Toutes ces mesures annoncent une ère nouvelle. Encore faut-il une grande détermination de la part de l’Administration Obama et des circonstances favorables pour parvenir à des résultats concrets. En politique intérieure, les républicains vont mener une opposition dure à la nouvelle politique d’Obama. La preuve en est que le plan de relance approuvé pour un montant de 819 milliards de dollars par la Chambre de Représentants n’a été voté par aucun républicain. Au Sénat, il a fallu de longues tractations pour parvenir à un accord sur un montant de 780 milliards de dollars. Les républicains vont également s’opposer aux réductions d’impôts au bénéfice de la classe moyenne, aux aides sociales et à la réforme du système de santé.
En ce qui concerne la politique étrangère, les risques sont également élevés et dépendent de futures élections. En ce qui concerne l’Iran, il est certain que si Ahmedinejad est réélu aux prochaines élections présidentielles du 12 Juin 2009, la ligne dure continuera et l’Iran ne renoncera pas à l’arme atomique. Pour ce qui est du conflit israélo-palestinien, la victoire éventuelle de Likoud aux élections législatives du 10 Février 2009, va rendre l’action des Etats-Unis plus difficile vis-à-vis d’un parti qui a toujours refusé toute concession territoriale en faveur des Palestiniens. Obama devra tenir compte également du lobby pro-israélien aux Etats-Unis, puissant au Congrès, dans les médias, dans la société civile aussi bien la communauté juive que la droite chrétienne. En ce qui concerne l’Afghanistan, les pays européens sont peu favorables à l’envoi de troupes supplémentaires dans ce pays. La Russie de Medvedev et de Poutine reste très méfiante vis-à-vis Etats-Unis, et ne consentira à une véritable détente avec les Etats-Unis, que si l’OTAN renonce à intégrer en son sein la Géorgie et l’Ukraine, et si les Etats-Unis diffèrent les installations anti-missiles en Pologne et en République Tchèque. Les pays européens sont également réticents à accueillir les prisonniers en provenance de Guantanamo. Enfin, pour le retrait des troupes américaines d’Irak, Robert Gates, Secrétaire à la défense a récemment déclaré que le retrait d’ici seize mois est une option parmi d’autres, et dépend principalement de la capacité du gouvernement Irakien d’assurer la sécurité du pays après le départ des troupes américaines.
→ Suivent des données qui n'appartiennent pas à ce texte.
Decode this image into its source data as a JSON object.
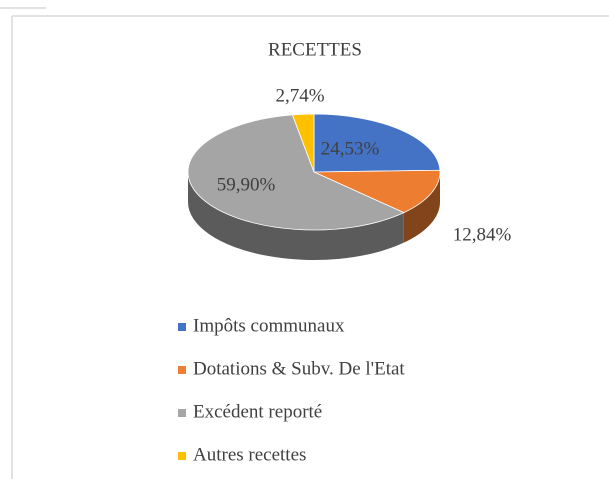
{
  "chart_data": {
    "type": "pie",
    "title": "RECETTES",
    "categories": [
      "Impôts communaux",
      "Dotations & Subv. De l'Etat",
      "Excédent reporté",
      "Autres recettes"
    ],
    "values": [
      24.53,
      12.84,
      59.9,
      2.74
    ],
    "value_labels": [
      "24,53%",
      "12,84%",
      "59,90%",
      "2,74%"
    ],
    "colors": [
      "#4472c4",
      "#ed7d31",
      "#a5a5a5",
      "#ffc000"
    ]
  }
}
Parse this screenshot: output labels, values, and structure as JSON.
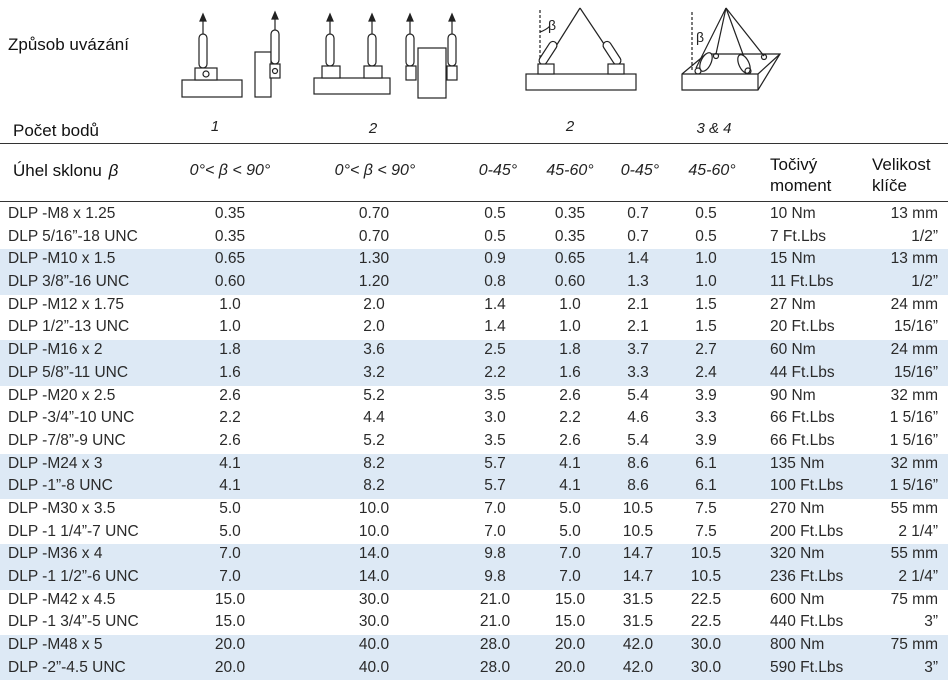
{
  "header": {
    "method_label": "Způsob uvázání",
    "points_label": "Počet bodů",
    "points": [
      "1",
      "2",
      "2",
      "3 & 4"
    ],
    "angle_label": "Úhel sklonu",
    "beta_symbol": "β",
    "angle_cols": [
      "0°< β < 90°",
      "0°< β < 90°",
      "0-45°",
      "45-60°",
      "0-45°",
      "45-60°"
    ],
    "torque_label": "Točivý moment",
    "wrench_label": "Velikost klíče",
    "diagram_beta": "β"
  },
  "groups": [
    {
      "rows": [
        {
          "name": "DLP -M8 x 1.25",
          "v": [
            "0.35",
            "0.70",
            "0.5",
            "0.35",
            "0.7",
            "0.5"
          ],
          "torque": "10 Nm",
          "wrench": "13 mm"
        },
        {
          "name": "DLP 5/16”-18 UNC",
          "v": [
            "0.35",
            "0.70",
            "0.5",
            "0.35",
            "0.7",
            "0.5"
          ],
          "torque": "7 Ft.Lbs",
          "wrench": "1/2”"
        }
      ]
    },
    {
      "rows": [
        {
          "name": "DLP -M10 x 1.5",
          "v": [
            "0.65",
            "1.30",
            "0.9",
            "0.65",
            "1.4",
            "1.0"
          ],
          "torque": "15 Nm",
          "wrench": "13 mm"
        },
        {
          "name": "DLP 3/8”-16 UNC",
          "v": [
            "0.60",
            "1.20",
            "0.8",
            "0.60",
            "1.3",
            "1.0"
          ],
          "torque": "11 Ft.Lbs",
          "wrench": "1/2”"
        }
      ]
    },
    {
      "rows": [
        {
          "name": "DLP -M12 x 1.75",
          "v": [
            "1.0",
            "2.0",
            "1.4",
            "1.0",
            "2.1",
            "1.5"
          ],
          "torque": "27 Nm",
          "wrench": "24 mm"
        },
        {
          "name": "DLP 1/2”-13 UNC",
          "v": [
            "1.0",
            "2.0",
            "1.4",
            "1.0",
            "2.1",
            "1.5"
          ],
          "torque": "20 Ft.Lbs",
          "wrench": "15/16”"
        }
      ]
    },
    {
      "rows": [
        {
          "name": "DLP -M16 x 2",
          "v": [
            "1.8",
            "3.6",
            "2.5",
            "1.8",
            "3.7",
            "2.7"
          ],
          "torque": "60 Nm",
          "wrench": "24 mm"
        },
        {
          "name": "DLP 5/8”-11 UNC",
          "v": [
            "1.6",
            "3.2",
            "2.2",
            "1.6",
            "3.3",
            "2.4"
          ],
          "torque": "44 Ft.Lbs",
          "wrench": "15/16”"
        }
      ]
    },
    {
      "rows": [
        {
          "name": "DLP -M20 x 2.5",
          "v": [
            "2.6",
            "5.2",
            "3.5",
            "2.6",
            "5.4",
            "3.9"
          ],
          "torque": "90 Nm",
          "wrench": "32 mm"
        },
        {
          "name": "DLP -3/4”-10 UNC",
          "v": [
            "2.2",
            "4.4",
            "3.0",
            "2.2",
            "4.6",
            "3.3"
          ],
          "torque": "66 Ft.Lbs",
          "wrench": "1 5/16”"
        },
        {
          "name": "DLP -7/8”-9 UNC",
          "v": [
            "2.6",
            "5.2",
            "3.5",
            "2.6",
            "5.4",
            "3.9"
          ],
          "torque": "66 Ft.Lbs",
          "wrench": "1 5/16”"
        }
      ]
    },
    {
      "rows": [
        {
          "name": "DLP -M24 x 3",
          "v": [
            "4.1",
            "8.2",
            "5.7",
            "4.1",
            "8.6",
            "6.1"
          ],
          "torque": "135 Nm",
          "wrench": "32 mm"
        },
        {
          "name": "DLP -1”-8 UNC",
          "v": [
            "4.1",
            "8.2",
            "5.7",
            "4.1",
            "8.6",
            "6.1"
          ],
          "torque": "100 Ft.Lbs",
          "wrench": "1 5/16”"
        }
      ]
    },
    {
      "rows": [
        {
          "name": "DLP -M30 x 3.5",
          "v": [
            "5.0",
            "10.0",
            "7.0",
            "5.0",
            "10.5",
            "7.5"
          ],
          "torque": "270 Nm",
          "wrench": "55 mm"
        },
        {
          "name": "DLP -1 1/4”-7 UNC",
          "v": [
            "5.0",
            "10.0",
            "7.0",
            "5.0",
            "10.5",
            "7.5"
          ],
          "torque": "200 Ft.Lbs",
          "wrench": "2 1/4”"
        }
      ]
    },
    {
      "rows": [
        {
          "name": "DLP -M36 x 4",
          "v": [
            "7.0",
            "14.0",
            "9.8",
            "7.0",
            "14.7",
            "10.5"
          ],
          "torque": "320 Nm",
          "wrench": "55 mm"
        },
        {
          "name": "DLP -1 1/2”-6 UNC",
          "v": [
            "7.0",
            "14.0",
            "9.8",
            "7.0",
            "14.7",
            "10.5"
          ],
          "torque": "236 Ft.Lbs",
          "wrench": "2 1/4”"
        }
      ]
    },
    {
      "rows": [
        {
          "name": "DLP -M42 x 4.5",
          "v": [
            "15.0",
            "30.0",
            "21.0",
            "15.0",
            "31.5",
            "22.5"
          ],
          "torque": "600 Nm",
          "wrench": "75 mm"
        },
        {
          "name": "DLP -1 3/4”-5 UNC",
          "v": [
            "15.0",
            "30.0",
            "21.0",
            "15.0",
            "31.5",
            "22.5"
          ],
          "torque": "440 Ft.Lbs",
          "wrench": "3”"
        }
      ]
    },
    {
      "rows": [
        {
          "name": "DLP -M48 x 5",
          "v": [
            "20.0",
            "40.0",
            "28.0",
            "20.0",
            "42.0",
            "30.0"
          ],
          "torque": "800 Nm",
          "wrench": "75 mm"
        },
        {
          "name": "DLP -2”-4.5 UNC",
          "v": [
            "20.0",
            "40.0",
            "28.0",
            "20.0",
            "42.0",
            "30.0"
          ],
          "torque": "590 Ft.Lbs",
          "wrench": "3”"
        }
      ]
    }
  ],
  "colors": {
    "shade": "#dde9f5",
    "ink": "#222222"
  }
}
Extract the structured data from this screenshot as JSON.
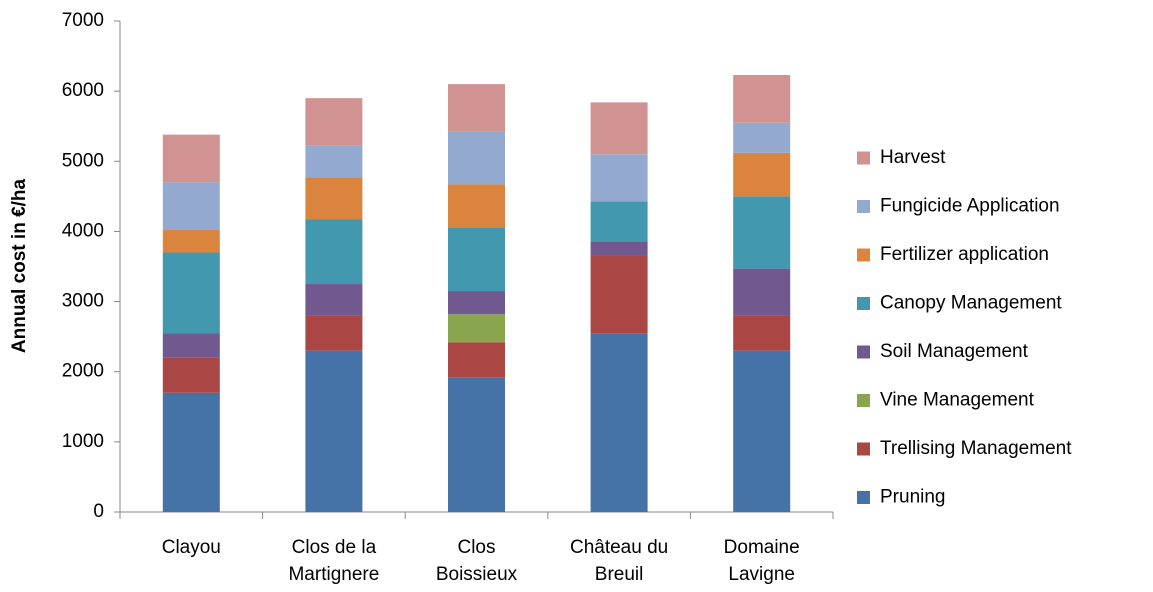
{
  "chart_data": {
    "type": "stacked-bar",
    "ylabel": "Annual cost in €/ha",
    "categories": [
      "Clayou",
      "Clos de la Martignere",
      "Clos Boissieux",
      "Château du Breuil",
      "Domaine Lavigne"
    ],
    "series": [
      {
        "name": "Pruning",
        "color": "#4572a7",
        "values": [
          1700,
          2300,
          1920,
          2550,
          2300
        ]
      },
      {
        "name": "Trellising Management",
        "color": "#aa4643",
        "values": [
          500,
          500,
          500,
          1100,
          500
        ]
      },
      {
        "name": "Vine Management",
        "color": "#89a54e",
        "values": [
          0,
          0,
          400,
          0,
          0
        ]
      },
      {
        "name": "Soil Management",
        "color": "#71588f",
        "values": [
          350,
          450,
          330,
          210,
          670
        ]
      },
      {
        "name": "Canopy Management",
        "color": "#4198af",
        "values": [
          1150,
          920,
          910,
          570,
          1030
        ]
      },
      {
        "name": "Fertilizer application",
        "color": "#db843d",
        "values": [
          320,
          600,
          610,
          0,
          620
        ]
      },
      {
        "name": "Fungicide Application",
        "color": "#93a9cf",
        "values": [
          680,
          460,
          760,
          670,
          430
        ]
      },
      {
        "name": "Harvest",
        "color": "#d19392",
        "values": [
          680,
          670,
          670,
          740,
          680
        ]
      }
    ],
    "ylim": [
      0,
      7000
    ],
    "yticks": [
      0,
      1000,
      2000,
      3000,
      4000,
      5000,
      6000,
      7000
    ],
    "grid": false,
    "legend": "right"
  }
}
En conclusion, on peut affirmer que l’élection d’Obama à la présidence des Etats-Unis va apporter des changements tant dans la politique intérieure qu’extérieure de la première puissance mondiale. Mais des obstacles importants se dresseront devant l’Administration Obama, surtout en politique étrangère. Les mois à venir vont nous permettre de suivre les résultats concrets de l’ère nouvelle ouverte par l’élection du premier Président noir des Etats-Unis.